Stavolta hanno ragione sia Bagnasco sia Berlusconi: il primo ad ammonire che “la natura va rispettata”, il secondo a riconoscere che “s´è costruito dove non si doveva costruire”.
Con la differenza, però, che l´uno (da uomo di Chiesa) predica bene e l´altro (da uomo di governo) razzola male. L´apocalisse di Genova mette drammaticamente allo scoperto le responsabilità di tutti, vecchie e nuove; l´incuria e il degrado; l´abbandono del territorio e i tagli dei fondi statali; ma anche l´incapacità dell´amministrazione locale a fronteggiare un´emergenza ampiamente prevista e annunciata.
Sappiamo bene, e qui l´abbiamo ripetuto fin troppe volte, che il dissesto del Malpaese ha origini complesse e remote. E tuttavia, in questa occasione, emerge una responsabilità più immediata e diretta di chi governa una città critica come Genova, con un territorio morfologicamente a rischio, compromesso da una lunga pratica di cementificazione, speculazione e abusi edilizi, ancor più che dalle sue caratteristiche naturali. Di fronte a una tale situazione endemica, l´amministrazione comunale non ha saputo né prevenire né contenere i danni e soprattutto non ha saputo impedire questo tragico bilancio di vite umane.
Da giorni era scattato l´allarme della Protezione civile sul pericolo, definito “elevatissimo”, che incombeva su Genova e sulla Liguria. È chiaro che, in uno stato di allerta, nessuno può rimuovere le cause più profonde di un disastro di queste dimensioni: dal cambiamento climatico al dissesto idrogeologico. Ma che senso ha, allora, invitare la popolazione a restare a casa e poi lasciare aperte le scuole, i negozi, gli uffici? O non sospendere la circolazione e chiudere le strade al traffico privato?

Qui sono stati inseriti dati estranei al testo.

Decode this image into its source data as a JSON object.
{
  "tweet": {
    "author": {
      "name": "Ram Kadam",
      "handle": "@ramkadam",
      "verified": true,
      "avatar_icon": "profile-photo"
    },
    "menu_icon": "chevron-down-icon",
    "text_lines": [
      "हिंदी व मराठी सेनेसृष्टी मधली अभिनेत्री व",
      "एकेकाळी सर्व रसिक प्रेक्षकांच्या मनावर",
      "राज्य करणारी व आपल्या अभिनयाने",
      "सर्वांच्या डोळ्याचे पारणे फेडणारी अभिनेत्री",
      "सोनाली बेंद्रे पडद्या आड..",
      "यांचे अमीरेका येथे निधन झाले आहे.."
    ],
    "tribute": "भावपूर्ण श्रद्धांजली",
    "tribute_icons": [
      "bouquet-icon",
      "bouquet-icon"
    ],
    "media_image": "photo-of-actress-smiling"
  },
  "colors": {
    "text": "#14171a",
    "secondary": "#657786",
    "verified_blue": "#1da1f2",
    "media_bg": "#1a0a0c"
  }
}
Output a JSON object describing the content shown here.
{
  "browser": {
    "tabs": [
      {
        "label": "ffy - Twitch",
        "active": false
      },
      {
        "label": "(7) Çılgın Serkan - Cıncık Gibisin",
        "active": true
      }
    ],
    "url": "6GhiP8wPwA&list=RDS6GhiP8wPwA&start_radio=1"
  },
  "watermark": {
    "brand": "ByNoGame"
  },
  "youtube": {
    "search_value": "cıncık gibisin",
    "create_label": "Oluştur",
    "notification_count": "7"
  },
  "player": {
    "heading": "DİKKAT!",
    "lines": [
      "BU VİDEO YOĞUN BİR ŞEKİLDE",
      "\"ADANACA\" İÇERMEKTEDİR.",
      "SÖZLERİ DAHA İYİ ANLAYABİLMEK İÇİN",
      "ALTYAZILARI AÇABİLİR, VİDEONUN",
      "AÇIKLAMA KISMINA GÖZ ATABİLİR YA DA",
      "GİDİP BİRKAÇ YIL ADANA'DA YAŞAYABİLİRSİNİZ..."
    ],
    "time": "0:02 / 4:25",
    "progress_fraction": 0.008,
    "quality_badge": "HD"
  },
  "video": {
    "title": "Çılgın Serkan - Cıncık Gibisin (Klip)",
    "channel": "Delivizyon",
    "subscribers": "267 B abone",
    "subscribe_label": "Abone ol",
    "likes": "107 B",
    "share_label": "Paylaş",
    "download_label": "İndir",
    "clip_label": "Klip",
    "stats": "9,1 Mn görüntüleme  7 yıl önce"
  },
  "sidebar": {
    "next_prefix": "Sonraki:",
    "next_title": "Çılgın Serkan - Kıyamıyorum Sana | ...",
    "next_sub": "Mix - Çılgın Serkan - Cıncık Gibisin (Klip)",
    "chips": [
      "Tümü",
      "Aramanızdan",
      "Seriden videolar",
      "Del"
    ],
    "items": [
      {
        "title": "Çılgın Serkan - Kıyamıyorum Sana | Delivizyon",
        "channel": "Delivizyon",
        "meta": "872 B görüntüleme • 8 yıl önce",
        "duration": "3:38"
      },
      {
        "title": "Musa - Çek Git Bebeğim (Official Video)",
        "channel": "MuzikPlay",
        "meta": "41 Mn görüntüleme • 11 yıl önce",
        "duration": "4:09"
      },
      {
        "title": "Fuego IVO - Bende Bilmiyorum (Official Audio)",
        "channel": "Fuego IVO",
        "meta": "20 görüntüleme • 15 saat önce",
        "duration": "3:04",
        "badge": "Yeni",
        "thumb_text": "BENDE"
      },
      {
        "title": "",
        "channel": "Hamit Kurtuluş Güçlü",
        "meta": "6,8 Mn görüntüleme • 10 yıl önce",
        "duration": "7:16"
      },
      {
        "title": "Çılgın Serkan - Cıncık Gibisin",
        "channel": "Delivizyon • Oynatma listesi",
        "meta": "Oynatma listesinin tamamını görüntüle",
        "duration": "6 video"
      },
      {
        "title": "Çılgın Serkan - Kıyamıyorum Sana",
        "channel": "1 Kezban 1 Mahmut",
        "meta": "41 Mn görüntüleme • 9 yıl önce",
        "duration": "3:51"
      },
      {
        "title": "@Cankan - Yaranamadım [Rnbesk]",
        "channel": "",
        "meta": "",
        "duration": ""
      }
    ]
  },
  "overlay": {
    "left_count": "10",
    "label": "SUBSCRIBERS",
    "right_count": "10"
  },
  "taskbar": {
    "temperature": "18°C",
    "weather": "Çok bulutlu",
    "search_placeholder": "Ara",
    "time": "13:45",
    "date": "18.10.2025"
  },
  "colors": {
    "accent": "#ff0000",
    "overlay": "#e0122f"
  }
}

Qualche tempo fa, in attesa di un uragano che fortunatamente si rivelò meno violento del previsto, l´amministrazione cittadina di New York e la stessa Casa Bianca decretarono il coprifuoco. Il sindaco e perfino il presidente degli Stati Uniti furono accusati di inutile allarmismo. Ma non conviene, allora, eccedere in cautela e prudenza quando è minacciata la sicurezza collettiva, piuttosto che affidarsi al caso o alla buona sorte? Il sindaco di Genova non avrebbe fatto meglio a seguire l´esempio del suo collega americano?

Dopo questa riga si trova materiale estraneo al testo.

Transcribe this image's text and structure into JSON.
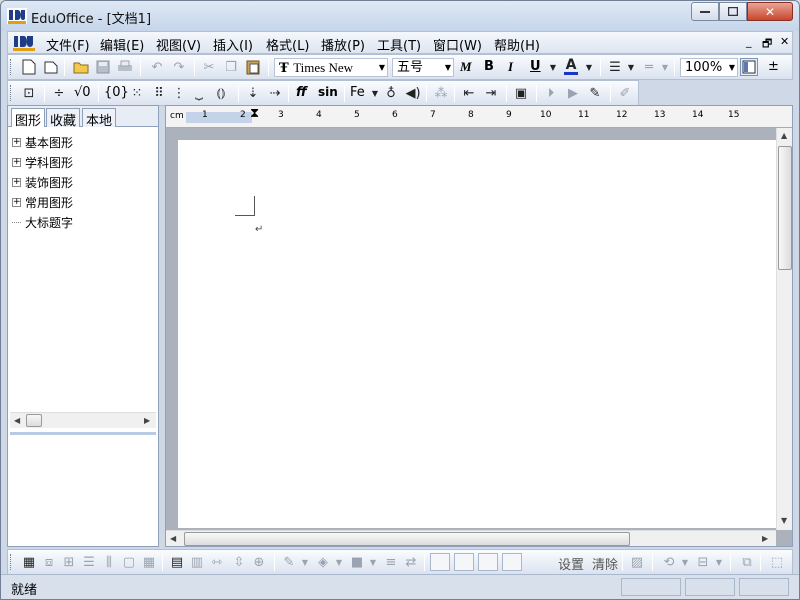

Senza buttare la croce addosso a nessuno, e senza cercare a tutti i costi un capro espiatorio, bisogna dire che né il Comune né la Regione, né tantomeno il governo nazionale, si sono dimostrati all´altezza della situazione. Quella che manca in realtà è un´autentica e profonda cultura ecologica, in grado di modificare radicalmente la difesa del suolo e quindi di gestire le eventuali emergenze, partendo dalla consapevolezza che queste purtroppo ci sono e ci saranno anche in futuro.
Basta consultare del resto l´ultimo rapporto dell´Ispra, l´Istituto superiore per la Protezione e la Ricerca ambientale, per verificare la “mappa del rischio” regione per regione. E si tratta di un ente pubblico, finanziato dallo Stato, da tutti noi cittadini e contribuenti. L´Istituto registra e denuncia testualmente “un consumo di suolo elevato in quasi tutti i Comuni studiati e un incessante incremento delle superfici impermeabilizzate”, ricoperte cioè di cemento, asfalto, plastica, materiali metallici, “causato dall´espansione edilizia e urbane e da nuove infrastrutture, con una generale accelerazione negli anni successivi al 2000”. A che servono dunque tutti questi rapporti, questi studi, se poi restano lettera morta?
Il fatto è che la difesa dell´ambiente è forse l´unico settore in cui i danni prodotti dai tagli di bilancio, a parte il valore della vita umana, sono destinati prima o poi a superare i rispettivi risparmi. Costa senz´altro di più ricostruire che prevenire. Ma, a cominciare proprio da qui, occorre recuperare in primo luogo un´etica collettiva della responsabilità: nei confronti della natura, del prossimo e di noi stessi.